The group's research interests are in enumerative, bijective and algebraic combinatorics. Recently, the focus has been on permutation patterns, a relatively young, but very active, research area, with several hundred papers published in the last ten years. However, the driving force behind much of our work is to find connections between families of different combinatorial structures.

Although permutations and patterns play a prominent role in our research, we have lately also been working with lattice paths, plane trees, planar maps and Ferrers diagrams with various types of fillings. The goal here is to find connections between different kinds of combinatorial objects, in the form of bijections that send a set of statistics on one side to a set of statistics on the other. Such statistics-preserving bijections not only reveal structural similarities between different combinatorial objects, they often also reveal previously unknown properties of the structures being studied.
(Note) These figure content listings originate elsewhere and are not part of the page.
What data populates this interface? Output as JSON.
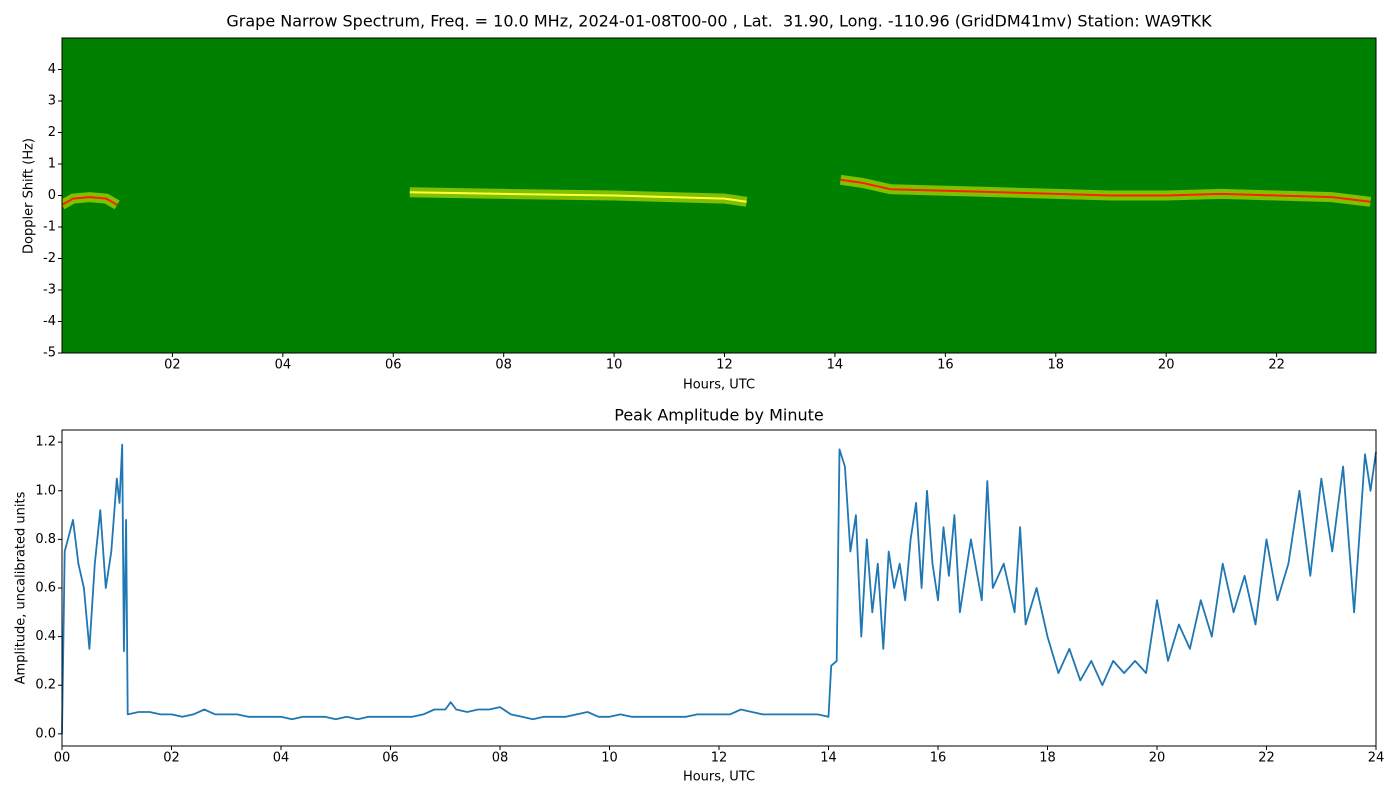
{
  "chart_data": [
    {
      "type": "spectrogram",
      "title": "Grape Narrow Spectrum, Freq. = 10.0 MHz, 2024-01-08T00-00 , Lat.  31.90, Long. -110.96 (GridDM41mv) Station: WA9TKK",
      "x_label": "Hours, UTC",
      "y_label": "Doppler Shift (Hz)",
      "background_color": "#008000",
      "xlim": [
        0,
        23.8
      ],
      "xticks": [
        {
          "value": 2,
          "label": "02"
        },
        {
          "value": 4,
          "label": "04"
        },
        {
          "value": 6,
          "label": "06"
        },
        {
          "value": 8,
          "label": "08"
        },
        {
          "value": 10,
          "label": "10"
        },
        {
          "value": 12,
          "label": "12"
        },
        {
          "value": 14,
          "label": "14"
        },
        {
          "value": 16,
          "label": "16"
        },
        {
          "value": 18,
          "label": "18"
        },
        {
          "value": 20,
          "label": "20"
        },
        {
          "value": 22,
          "label": "22"
        }
      ],
      "ylim": [
        -5,
        5
      ],
      "yticks": [
        -5,
        -4,
        -3,
        -2,
        -1,
        0,
        1,
        2,
        3,
        4
      ],
      "series": [
        {
          "color": "#ff2000",
          "x": [
            0,
            0.2,
            0.5,
            0.8,
            1.0,
            1.1,
            14.1,
            14.5,
            15,
            16,
            17,
            18,
            19,
            20,
            21,
            22,
            23,
            23.7
          ],
          "values": [
            -0.3,
            -0.1,
            -0.05,
            -0.1,
            -0.3,
            null,
            0.5,
            0.4,
            0.2,
            0.15,
            0.1,
            0.05,
            0,
            0,
            0.05,
            0,
            -0.05,
            -0.2
          ]
        },
        {
          "color": "#ffff40",
          "x": [
            6.3,
            8,
            10,
            12,
            12.4
          ],
          "values": [
            0.1,
            0.05,
            0,
            -0.1,
            -0.2
          ]
        }
      ]
    },
    {
      "type": "line",
      "title": "Peak Amplitude by Minute",
      "x_label": "Hours, UTC",
      "y_label": "Amplitude, uncalibrated units",
      "xlim": [
        0,
        24
      ],
      "xticks": [
        {
          "value": 0,
          "label": "00"
        },
        {
          "value": 2,
          "label": "02"
        },
        {
          "value": 4,
          "label": "04"
        },
        {
          "value": 6,
          "label": "06"
        },
        {
          "value": 8,
          "label": "08"
        },
        {
          "value": 10,
          "label": "10"
        },
        {
          "value": 12,
          "label": "12"
        },
        {
          "value": 14,
          "label": "14"
        },
        {
          "value": 16,
          "label": "16"
        },
        {
          "value": 18,
          "label": "18"
        },
        {
          "value": 20,
          "label": "20"
        },
        {
          "value": 22,
          "label": "22"
        },
        {
          "value": 24,
          "label": "24"
        }
      ],
      "ylim": [
        -0.05,
        1.25
      ],
      "yticks": [
        {
          "value": 0,
          "label": "0.0"
        },
        0.2,
        0.4,
        0.6,
        0.8,
        {
          "value": 1,
          "label": "1.0"
        },
        1.2
      ],
      "series": [
        {
          "color": "#1f77b4",
          "x": [
            0,
            0.05,
            0.2,
            0.3,
            0.4,
            0.5,
            0.6,
            0.7,
            0.8,
            0.9,
            1.0,
            1.05,
            1.1,
            1.13,
            1.17,
            1.2,
            1.4,
            1.6,
            1.8,
            2.0,
            2.2,
            2.4,
            2.6,
            2.8,
            3.0,
            3.2,
            3.4,
            3.6,
            3.8,
            4.0,
            4.2,
            4.4,
            4.6,
            4.8,
            5.0,
            5.2,
            5.4,
            5.6,
            5.8,
            6.0,
            6.2,
            6.4,
            6.6,
            6.8,
            7.0,
            7.1,
            7.2,
            7.4,
            7.6,
            7.8,
            8.0,
            8.2,
            8.4,
            8.6,
            8.8,
            9.0,
            9.2,
            9.4,
            9.6,
            9.8,
            10.0,
            10.2,
            10.4,
            10.6,
            10.8,
            11.0,
            11.2,
            11.4,
            11.6,
            11.8,
            12.0,
            12.2,
            12.4,
            12.6,
            12.8,
            13.0,
            13.2,
            13.4,
            13.6,
            13.8,
            14.0,
            14.05,
            14.15,
            14.2,
            14.3,
            14.4,
            14.5,
            14.6,
            14.7,
            14.8,
            14.9,
            15.0,
            15.1,
            15.2,
            15.3,
            15.4,
            15.5,
            15.6,
            15.7,
            15.8,
            15.9,
            16.0,
            16.1,
            16.2,
            16.3,
            16.4,
            16.6,
            16.8,
            16.9,
            17.0,
            17.2,
            17.4,
            17.5,
            17.6,
            17.8,
            18.0,
            18.2,
            18.4,
            18.6,
            18.8,
            19.0,
            19.2,
            19.4,
            19.6,
            19.8,
            20.0,
            20.2,
            20.4,
            20.6,
            20.8,
            21.0,
            21.2,
            21.4,
            21.6,
            21.8,
            22.0,
            22.2,
            22.4,
            22.6,
            22.8,
            23.0,
            23.2,
            23.4,
            23.6,
            23.8,
            23.9,
            24.0
          ],
          "values": [
            0.0,
            0.75,
            0.88,
            0.7,
            0.6,
            0.35,
            0.7,
            0.92,
            0.6,
            0.75,
            1.05,
            0.95,
            1.19,
            0.34,
            0.88,
            0.08,
            0.09,
            0.09,
            0.08,
            0.08,
            0.07,
            0.08,
            0.1,
            0.08,
            0.08,
            0.08,
            0.07,
            0.07,
            0.07,
            0.07,
            0.06,
            0.07,
            0.07,
            0.07,
            0.06,
            0.07,
            0.06,
            0.07,
            0.07,
            0.07,
            0.07,
            0.07,
            0.08,
            0.1,
            0.1,
            0.13,
            0.1,
            0.09,
            0.1,
            0.1,
            0.11,
            0.08,
            0.07,
            0.06,
            0.07,
            0.07,
            0.07,
            0.08,
            0.09,
            0.07,
            0.07,
            0.08,
            0.07,
            0.07,
            0.07,
            0.07,
            0.07,
            0.07,
            0.08,
            0.08,
            0.08,
            0.08,
            0.1,
            0.09,
            0.08,
            0.08,
            0.08,
            0.08,
            0.08,
            0.08,
            0.07,
            0.28,
            0.3,
            1.17,
            1.1,
            0.75,
            0.9,
            0.4,
            0.8,
            0.5,
            0.7,
            0.35,
            0.75,
            0.6,
            0.7,
            0.55,
            0.8,
            0.95,
            0.6,
            1.0,
            0.7,
            0.55,
            0.85,
            0.65,
            0.9,
            0.5,
            0.8,
            0.55,
            1.04,
            0.6,
            0.7,
            0.5,
            0.85,
            0.45,
            0.6,
            0.4,
            0.25,
            0.35,
            0.22,
            0.3,
            0.2,
            0.3,
            0.25,
            0.3,
            0.25,
            0.55,
            0.3,
            0.45,
            0.35,
            0.55,
            0.4,
            0.7,
            0.5,
            0.65,
            0.45,
            0.8,
            0.55,
            0.7,
            1.0,
            0.65,
            1.05,
            0.75,
            1.1,
            0.5,
            1.15,
            1.0,
            1.16
          ]
        }
      ]
    }
  ]
}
Another interest of ours is combinatorics on words. It is a relatively new research area in Discrete Mathematics which has flourished during the last two or so decades. The motivation comes not only from different modern, as well as classical, fields of mathematics, but also from computer science, physics, and biology. In fact, many fundamental results of the theory have been discovered, or rediscovered, when using words as tools for other sciences.

We are also in the process of strenghtening our work in algebraic combinatorics, with an emphasis on algebraic and topological properties of simplicial complexes.